Entre deux "monstres", le régime syrien et les jihadistes, l'écrivaine syrienne Samar Yazbek réfugiée en France, figure de l'opposition à Bachar El Assad, se dit aujourd'hui aux "portes du néant".

Réfugiée parmi les réfugiés, elle assiste, avec pour seule arme son écriture féminine et précise, à la dissolution dans la barbarie jihadiste de son pays natal, après presque quatre ans de destructions menées par le régime pour tenter de vaincre la résistance.
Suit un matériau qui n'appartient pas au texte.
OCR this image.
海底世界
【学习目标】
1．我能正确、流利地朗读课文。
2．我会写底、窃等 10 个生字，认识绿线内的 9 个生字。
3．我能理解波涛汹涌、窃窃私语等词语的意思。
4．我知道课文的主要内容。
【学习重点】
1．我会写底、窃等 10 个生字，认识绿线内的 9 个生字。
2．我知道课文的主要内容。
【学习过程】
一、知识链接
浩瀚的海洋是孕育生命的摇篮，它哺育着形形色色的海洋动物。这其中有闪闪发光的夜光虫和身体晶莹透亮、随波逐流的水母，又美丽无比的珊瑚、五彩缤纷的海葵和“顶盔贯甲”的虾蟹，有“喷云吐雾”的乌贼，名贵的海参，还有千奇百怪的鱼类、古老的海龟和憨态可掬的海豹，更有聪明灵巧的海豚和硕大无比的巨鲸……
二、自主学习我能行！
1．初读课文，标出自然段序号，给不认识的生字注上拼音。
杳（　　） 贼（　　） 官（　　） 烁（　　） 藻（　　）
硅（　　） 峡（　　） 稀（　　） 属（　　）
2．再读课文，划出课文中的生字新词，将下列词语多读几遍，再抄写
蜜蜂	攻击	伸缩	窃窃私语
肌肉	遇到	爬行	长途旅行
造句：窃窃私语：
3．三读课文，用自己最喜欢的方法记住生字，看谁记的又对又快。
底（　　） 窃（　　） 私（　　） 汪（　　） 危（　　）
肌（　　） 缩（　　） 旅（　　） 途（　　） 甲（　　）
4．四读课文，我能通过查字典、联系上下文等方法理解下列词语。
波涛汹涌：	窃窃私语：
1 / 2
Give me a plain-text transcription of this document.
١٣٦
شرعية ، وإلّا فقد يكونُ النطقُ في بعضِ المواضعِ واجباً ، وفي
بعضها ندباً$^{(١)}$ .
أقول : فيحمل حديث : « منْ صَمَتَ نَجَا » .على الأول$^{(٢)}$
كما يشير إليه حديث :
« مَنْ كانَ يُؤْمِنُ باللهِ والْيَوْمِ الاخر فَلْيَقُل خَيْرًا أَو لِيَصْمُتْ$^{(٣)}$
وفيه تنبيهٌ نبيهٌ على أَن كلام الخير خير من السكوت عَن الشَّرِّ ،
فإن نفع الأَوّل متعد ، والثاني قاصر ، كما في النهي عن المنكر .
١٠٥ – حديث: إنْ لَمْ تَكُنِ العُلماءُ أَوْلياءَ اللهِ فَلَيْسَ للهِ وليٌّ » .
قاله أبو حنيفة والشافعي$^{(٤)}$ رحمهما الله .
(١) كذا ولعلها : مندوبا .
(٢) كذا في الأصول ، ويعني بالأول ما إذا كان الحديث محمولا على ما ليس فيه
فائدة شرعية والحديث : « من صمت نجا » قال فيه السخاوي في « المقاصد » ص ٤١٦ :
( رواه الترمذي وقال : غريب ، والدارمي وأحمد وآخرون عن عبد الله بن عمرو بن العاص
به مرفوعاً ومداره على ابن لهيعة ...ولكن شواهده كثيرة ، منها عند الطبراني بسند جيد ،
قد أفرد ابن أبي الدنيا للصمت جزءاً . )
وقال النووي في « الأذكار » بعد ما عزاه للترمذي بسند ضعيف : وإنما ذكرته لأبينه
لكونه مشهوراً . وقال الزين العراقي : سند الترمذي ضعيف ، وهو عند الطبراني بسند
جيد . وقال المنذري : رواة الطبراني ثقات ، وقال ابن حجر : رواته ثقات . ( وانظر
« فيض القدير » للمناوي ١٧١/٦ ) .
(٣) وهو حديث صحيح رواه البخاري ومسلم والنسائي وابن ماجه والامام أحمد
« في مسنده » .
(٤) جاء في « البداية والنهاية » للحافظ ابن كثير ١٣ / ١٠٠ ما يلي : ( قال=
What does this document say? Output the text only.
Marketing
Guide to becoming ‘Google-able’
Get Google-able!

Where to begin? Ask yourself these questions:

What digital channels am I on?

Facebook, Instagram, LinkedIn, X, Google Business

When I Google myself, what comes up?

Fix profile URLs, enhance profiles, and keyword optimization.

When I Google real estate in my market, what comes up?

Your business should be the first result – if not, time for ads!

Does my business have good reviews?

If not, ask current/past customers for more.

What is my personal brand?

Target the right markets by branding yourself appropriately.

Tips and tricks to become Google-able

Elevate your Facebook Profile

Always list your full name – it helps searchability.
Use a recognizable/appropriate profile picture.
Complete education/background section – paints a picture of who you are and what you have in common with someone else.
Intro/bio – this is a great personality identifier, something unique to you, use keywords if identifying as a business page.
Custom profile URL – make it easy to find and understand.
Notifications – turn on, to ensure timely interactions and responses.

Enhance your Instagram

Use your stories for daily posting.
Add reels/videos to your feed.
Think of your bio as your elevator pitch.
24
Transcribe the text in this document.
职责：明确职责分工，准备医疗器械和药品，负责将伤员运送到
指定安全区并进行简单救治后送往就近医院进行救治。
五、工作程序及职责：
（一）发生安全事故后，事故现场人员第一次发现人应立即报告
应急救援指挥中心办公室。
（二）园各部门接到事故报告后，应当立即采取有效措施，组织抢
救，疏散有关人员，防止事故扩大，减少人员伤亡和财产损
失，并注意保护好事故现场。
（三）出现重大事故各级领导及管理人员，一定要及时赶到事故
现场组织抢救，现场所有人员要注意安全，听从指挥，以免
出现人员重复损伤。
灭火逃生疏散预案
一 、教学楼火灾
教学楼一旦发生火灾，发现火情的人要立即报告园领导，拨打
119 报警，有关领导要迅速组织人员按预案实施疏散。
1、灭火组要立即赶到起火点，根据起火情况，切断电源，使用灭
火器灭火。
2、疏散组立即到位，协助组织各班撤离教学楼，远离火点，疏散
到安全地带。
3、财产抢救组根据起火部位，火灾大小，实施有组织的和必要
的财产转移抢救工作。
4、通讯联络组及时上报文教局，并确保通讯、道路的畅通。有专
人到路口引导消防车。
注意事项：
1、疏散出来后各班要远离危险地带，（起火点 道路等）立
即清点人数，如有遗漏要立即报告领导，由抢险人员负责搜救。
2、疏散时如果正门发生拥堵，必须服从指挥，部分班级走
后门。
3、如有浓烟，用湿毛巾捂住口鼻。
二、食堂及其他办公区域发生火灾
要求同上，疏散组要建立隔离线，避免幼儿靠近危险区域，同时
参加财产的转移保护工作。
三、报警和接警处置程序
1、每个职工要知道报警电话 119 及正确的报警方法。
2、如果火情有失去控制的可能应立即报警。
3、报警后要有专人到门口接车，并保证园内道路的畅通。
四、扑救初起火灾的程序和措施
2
Intellectuelle, journaliste, écrivain, scénariste, engagée depuis longtemps contre son propre camp, alaouite, cette femme de 44 ans n'a renoncé que cette année à retourner en Syrie.

A son arrivée à Paris avec sa fille, le 13 juillet 2011, elle pensait rester deux ou trois mois et rentrer à la maison dès la chute de Bachar, que tout le monde jugeait imminente.

"Quitter la Syrie ne signifie rien d'autre que mourir", a-t-elle écrit en 2011. Mais aujourd'hui, malgré cette douleur intacte de l'exil, elle est résolue à prendre des cours de français et commencer une nouvelle vie, loin de Lattaquié où elle est née en 1970.

La violence des prisons de Bachar el Assad, qu'elle fut "invitée" à visiter dans l'espoir qu'elle se désolidarise des manifestants anti-régime en 2011, et la brutalité sanguinaire des jihadistes de l'organisation Etat islamique (ou Daech, selon l'acronyme arabe), la hantent.

- 'Les jihadistes, enfants d'Assad' -

"Ils ont voulu me faire peur parce que j'étais écrivain, leur message était de me dire +si tu veux être une résistante, viens voir ce que tu pourrais vivre+", dit-elle devant un café. "J'ai vu des hommes réduits à l'état d'animaux pour avoir tout simplement manifesté pacifiquement dans les rues. Et en même temps, le régime a libéré les islamistes radicaux qui étaient détenus depuis longtemps".

"Les gens comme moi, nous vivons entre deux monstres" ajoute la romancière, qui, a témoigné publiquement sur son bref séjour dans les geôles syriennes.

"Je ne me laisse pas devenir triste, je ne me laisse pas être en colère, sinon je ne peux plus écrire, je fais ce que j'ai à faire, j'écris, mais je ne suis pas vraiment là".

"Feux croisés, journal de la révolution syrienne", publié chez Buchet-Chastel en français, et Haus Publishing en anglais, a obtenu en 2012 une reconnaissance internationale. Il a été récompensé par des prix littéraires défendant la liberté d'expression et le courage (Prix Harold Pinter Pen en Grande-Bretagne, Pen Oxfam Prize aux Pays Bas, Tucholsky en Suède), également décernés à Salman Rushdie ou Roberto Saviano.

Avec l'argent des prix, la jeune femme a fondé une association qui s'occupe de femmes rurales en Syrie ou dans les camps de réfugiés en Turquie et au Liban. Elle insiste sur les cours d'informatique, d'anglais ou de français pour "apprendre" aux Syriennes "à résister à l'esprit rétrograde des jihadistes".

"Les jihadistes, je les connais, je leur ai parlé pendant toute une année sur la ligne de front, où j'ai recueilli des témoignages qui ont nourri +Feux croisés+" explique-t-elle. "Certains m'ont même dit qu'ils étaient en prison chez moi et que Bachar les avait libérés en avril 2011".

Pour elle, peu de doute, les jihadistes "sont les enfants de la politique" d'Assad. "Il est le premier tueur du pays" assène-t-elle, en se souvenant des bombardements incessants de l'aviation du régime sur sa propre population. "Dans les villages du nord, ça vous rend fou, on ne peut rien faire".

Blonde, élancée, Samar Yazbek porte au cou une chouette en métal argenté, "symbole de la sagesse pré-islamiste" comme celle de la déesse grecque Athéna. Grigri bien utile pour tenter de garder, comme elle l'explique, "foi en la justice pour le peuple syrien". En attendant, elle vient de terminer son prochain roman, titré pour l'instant "Les portes du néant". Encore la guerre.

A Paris, sa grande surprise fut de se faire apostropher par un fondamentaliste musulman dans son quartier. Il lui reprochait d'être sans mari et sans voile: "ici, en France?", s'interroge-t-elle incrédule.